We were invited to look through the classrooms on our own. There were lots of colorful posters, charts with words and numbers, a diagram of the solar system (I've never seen planet names in Spanish before!), paper cutouts with reminders of good classroom behavior (Do your homework, Eat only during recess, Respect your teachers) which we tried to puzzle out until Oakley translated them for us. In one room I found a list of words that I could mostly recognize: Los Valores, The Virtues. In handwritten letters on colored construction paper were the Spanish words for Perseverance, Freedom, Respect, Honesty, Solidarity -- and one on the bottom I couldn't guess from cognates: Agradecimiento. I asked Oakley to come into the classroom and read it for me,and he said "Thankfulness, Gratitude" -- and then the list was complete. I thought of the core values of our society, and of the Christian community we enjoy and work for at Trinity -- and especially of that last one, Thankfulness, which is key to them all but all too often one of the last that we think about -- and I couldn't help but feel a deep connection and affection for this place. It means so much more to me now to remind people of TIME Sunday and their opportunity to be generous, now that I have been to this school and have caught a glimpse of its values -- and its value. (And it makes me even more sure that I need to visit St Marc's in Cerca la Souce one day soon, too.) This school is changing the lives of children and five communities, and we have a share in their hope.

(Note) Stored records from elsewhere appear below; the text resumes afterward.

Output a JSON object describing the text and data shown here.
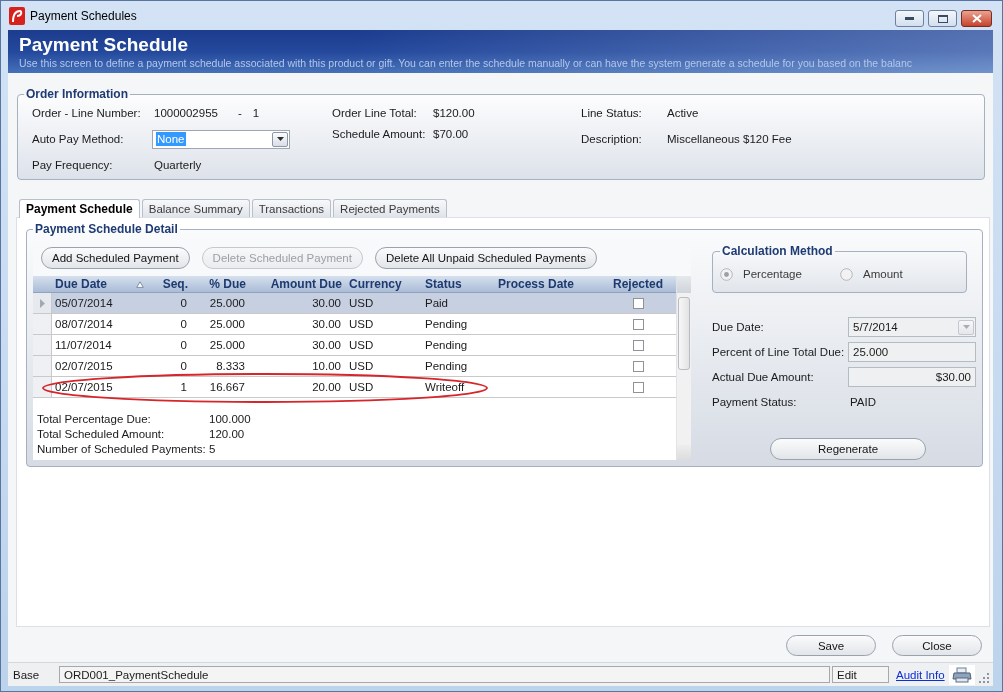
{
  "window": {
    "title": "Payment Schedules"
  },
  "header": {
    "title": "Payment Schedule",
    "subtitle": "Use this screen to define a payment schedule associated with this product or gift. You can enter the schedule manually or can have the system generate a schedule for you based on the balanc"
  },
  "order_information": {
    "title": "Order Information",
    "columns": [
      [
        {
          "kind": "line_number",
          "label": "Order - Line Number:",
          "value": "1000002955",
          "separator": "-",
          "line": "1"
        },
        {
          "kind": "dropdown",
          "label": "Auto Pay Method:",
          "value": "None",
          "text_selected": true,
          "disabled": false
        },
        {
          "kind": "text",
          "label": "Pay Frequency:",
          "value": "Quarterly"
        }
      ],
      [
        {
          "kind": "text",
          "label": "Order Line Total:",
          "value": "$120.00"
        },
        {
          "kind": "text",
          "label": "Schedule Amount:",
          "value": "$70.00"
        }
      ],
      [
        {
          "kind": "text",
          "label": "Line Status:",
          "value": "Active"
        },
        {
          "kind": "text",
          "label": "Description:",
          "value": "Miscellaneous $120 Fee"
        }
      ]
    ]
  },
  "tabs": [
    {
      "label": "Payment Schedule",
      "selected": true
    },
    {
      "label": "Balance Summary",
      "selected": false
    },
    {
      "label": "Transactions",
      "selected": false
    },
    {
      "label": "Rejected Payments",
      "selected": false
    }
  ],
  "schedule_detail": {
    "title": "Payment Schedule Detail",
    "buttons": [
      {
        "label": "Add Scheduled Payment",
        "disabled": false
      },
      {
        "label": "Delete Scheduled Payment",
        "disabled": true
      },
      {
        "label": "Delete All Unpaid Scheduled Payments",
        "disabled": false
      }
    ],
    "columns": [
      {
        "label": "Due Date",
        "kind": "date",
        "sorted": true
      },
      {
        "label": "Seq.",
        "kind": "number",
        "sorted": false
      },
      {
        "label": "% Due",
        "kind": "number",
        "sorted": false
      },
      {
        "label": "Amount Due",
        "kind": "number",
        "sorted": false
      },
      {
        "label": "Currency",
        "kind": "text",
        "sorted": false
      },
      {
        "label": "Status",
        "kind": "text",
        "sorted": false
      },
      {
        "label": "Process Date",
        "kind": "text",
        "sorted": false
      },
      {
        "label": "Rejected",
        "kind": "checkbox",
        "sorted": false
      }
    ],
    "rows": [
      {
        "selected": true,
        "circled": false,
        "rejected": false,
        "cells": [
          "05/07/2014",
          "0",
          "25.000",
          "30.00",
          "USD",
          "Paid",
          null
        ]
      },
      {
        "selected": false,
        "circled": false,
        "rejected": false,
        "cells": [
          "08/07/2014",
          "0",
          "25.000",
          "30.00",
          "USD",
          "Pending",
          null
        ]
      },
      {
        "selected": false,
        "circled": false,
        "rejected": false,
        "cells": [
          "11/07/2014",
          "0",
          "25.000",
          "30.00",
          "USD",
          "Pending",
          null
        ]
      },
      {
        "selected": false,
        "circled": false,
        "rejected": false,
        "cells": [
          "02/07/2015",
          "0",
          "8.333",
          "10.00",
          "USD",
          "Pending",
          null
        ]
      },
      {
        "selected": false,
        "circled": true,
        "rejected": false,
        "cells": [
          "02/07/2015",
          "1",
          "16.667",
          "20.00",
          "USD",
          "Writeoff",
          null
        ]
      }
    ],
    "totals": [
      {
        "label": "Total Percentage Due:",
        "value": "100.000"
      },
      {
        "label": "Total Scheduled Amount:",
        "value": "120.00"
      },
      {
        "label": "Number of Scheduled Payments:",
        "value": "5"
      }
    ]
  },
  "calculation_method": {
    "title": "Calculation Method",
    "disabled": true,
    "options": [
      {
        "label": "Percentage",
        "selected": true
      },
      {
        "label": "Amount",
        "selected": false
      }
    ]
  },
  "payment_fields": [
    {
      "kind": "dropdown",
      "label": "Due Date:",
      "value": "5/7/2014",
      "disabled": true
    },
    {
      "kind": "input",
      "label": "Percent of Line Total Due:",
      "value": "25.000",
      "disabled": true
    },
    {
      "kind": "amount",
      "label": "Actual Due Amount:",
      "value": "$30.00",
      "disabled": true
    },
    {
      "kind": "text",
      "label": "Payment Status:",
      "value": "PAID"
    }
  ],
  "regenerate_button": {
    "label": "Regenerate"
  },
  "footer_buttons": [
    {
      "label": "Save"
    },
    {
      "label": "Close"
    }
  ],
  "status_bar": {
    "mode": "Base",
    "form_name": "ORD001_PaymentSchedule",
    "state": "Edit",
    "link": "Audit Info"
  }
}
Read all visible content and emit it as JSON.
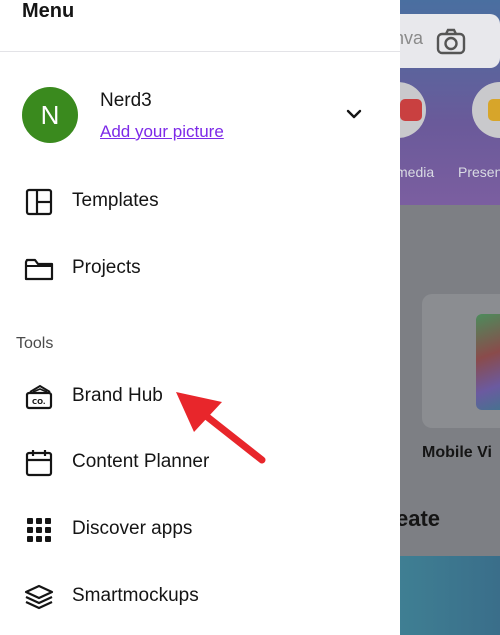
{
  "menu": {
    "title": "Menu",
    "profile": {
      "initial": "N",
      "name": "Nerd3",
      "add_picture_link": "Add your picture",
      "avatar_color": "#3a8a1e"
    },
    "items": [
      {
        "label": "Templates",
        "icon": "templates-icon"
      },
      {
        "label": "Projects",
        "icon": "folder-icon"
      }
    ],
    "tools_section_label": "Tools",
    "tools": [
      {
        "label": "Brand Hub",
        "icon": "brand-hub-icon"
      },
      {
        "label": "Content Planner",
        "icon": "calendar-icon"
      },
      {
        "label": "Discover apps",
        "icon": "apps-grid-icon"
      },
      {
        "label": "Smartmockups",
        "icon": "layers-icon"
      }
    ]
  },
  "background": {
    "search_partial": "nva",
    "category_labels": [
      "media",
      "Presen"
    ],
    "card_label": "Mobile Vi",
    "heading_partial": "eate"
  },
  "colors": {
    "link_purple": "#7d2ae8",
    "annotation_arrow": "#e8262b"
  }
}
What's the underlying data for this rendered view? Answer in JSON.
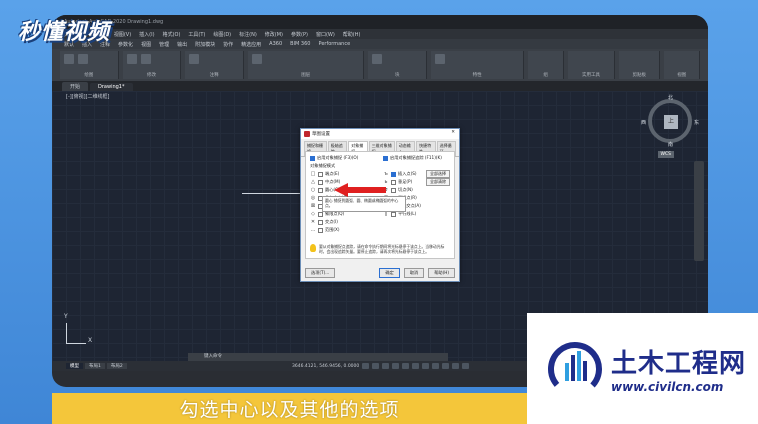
{
  "watermark": "秒懂视频",
  "app": {
    "title": "Autodesk AutoCAD 2020  Drawing1.dwg",
    "menus": [
      "文件(F)",
      "编辑(E)",
      "视图(V)",
      "插入(I)",
      "格式(O)",
      "工具(T)",
      "绘图(D)",
      "标注(N)",
      "修改(M)",
      "参数(P)",
      "窗口(W)",
      "帮助(H)"
    ],
    "ribbon_tabs": [
      "默认",
      "插入",
      "注释",
      "参数化",
      "视图",
      "管理",
      "输出",
      "附加模块",
      "协作",
      "精选应用",
      "A360",
      "BIM 360",
      "Performance"
    ],
    "ribbon_panels": [
      "绘图",
      "修改",
      "注释",
      "图层",
      "块",
      "特性",
      "组",
      "实用工具",
      "剪贴板",
      "视图"
    ],
    "doc_tabs": [
      "开始",
      "Drawing1*"
    ],
    "view_label": "[-][俯视][二维线框]",
    "command_placeholder": "键入命令",
    "layout_tabs": [
      "模型",
      "布局1",
      "布局2"
    ],
    "coords": "3646.4121, 546.9456, 0.0000",
    "ucs_x": "X",
    "ucs_y": "Y"
  },
  "viewcube": {
    "north": "北",
    "south": "南",
    "west": "西",
    "east": "东",
    "top": "上",
    "wcs": "WCS"
  },
  "dialog": {
    "title": "草图设置",
    "tabs": [
      "捕捉和栅格",
      "极轴追踪",
      "对象捕捉",
      "三维对象捕捉",
      "动态输入",
      "快捷特性",
      "选择循环"
    ],
    "active_tab": "对象捕捉",
    "enable_osnap": "启用对象捕捉 (F3)(O)",
    "enable_tracking": "启用对象捕捉追踪 (F11)(K)",
    "group_label": "对象捕捉模式",
    "select_all": "全部选择",
    "clear_all": "全部清除",
    "tooltip": "圆心 捕捉到圆弧、圆、椭圆或椭圆弧的中心点。",
    "left_modes": [
      {
        "sym": "□",
        "label": "端点(E)",
        "checked": false
      },
      {
        "sym": "△",
        "label": "中点(M)",
        "checked": false
      },
      {
        "sym": "○",
        "label": "圆心(C)",
        "checked": false
      },
      {
        "sym": "◎",
        "label": "几何中心(G)",
        "checked": false
      },
      {
        "sym": "⊠",
        "label": "节点(D)",
        "checked": false
      },
      {
        "sym": "◇",
        "label": "象限点(Q)",
        "checked": false
      },
      {
        "sym": "✕",
        "label": "交点(I)",
        "checked": false
      },
      {
        "sym": "…",
        "label": "范围(X)",
        "checked": false
      }
    ],
    "right_modes": [
      {
        "sym": "ъ",
        "label": "插入点(S)",
        "checked": true
      },
      {
        "sym": "ь",
        "label": "垂足(P)",
        "checked": false
      },
      {
        "sym": "σ",
        "label": "切点(N)",
        "checked": false
      },
      {
        "sym": "⊠",
        "label": "最近点(R)",
        "checked": false
      },
      {
        "sym": "⊠",
        "label": "外观交点(A)",
        "checked": false
      },
      {
        "sym": "∥",
        "label": "平行线(L)",
        "checked": false
      }
    ],
    "note": "要从对象捕捉点追踪，请在命令执行期间将光标悬停于该点上。当移动光标时，会出现追踪矢量。要停止追踪，请再次将光标悬停于该点上。",
    "options_button": "选项(T)...",
    "ok_button": "确定",
    "cancel_button": "取消",
    "help_button": "帮助(H)"
  },
  "subtitle": "勾选中心以及其他的选项",
  "logo": {
    "name": "土木工程网",
    "url": "www.civilcn.com"
  }
}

I'm not sure how the coffee farm and community and school of San Rafael first got their name; but in the Bible (Book of Tobit, in the Apocrypha) Raphael is the name of the angel sent to guide Tobias through his journey to find a wife and to save his family. Rafael provides key advice -- even medical assistance -- to Tobias; and because of that the Angel Raphael is traditionally identified as a patron of wisdom and healing. I believe the school of San Rafael is a source of wisdom and healing in the hills above Copan, and I was humbled and thrilled -- and thankful -- to visit it today.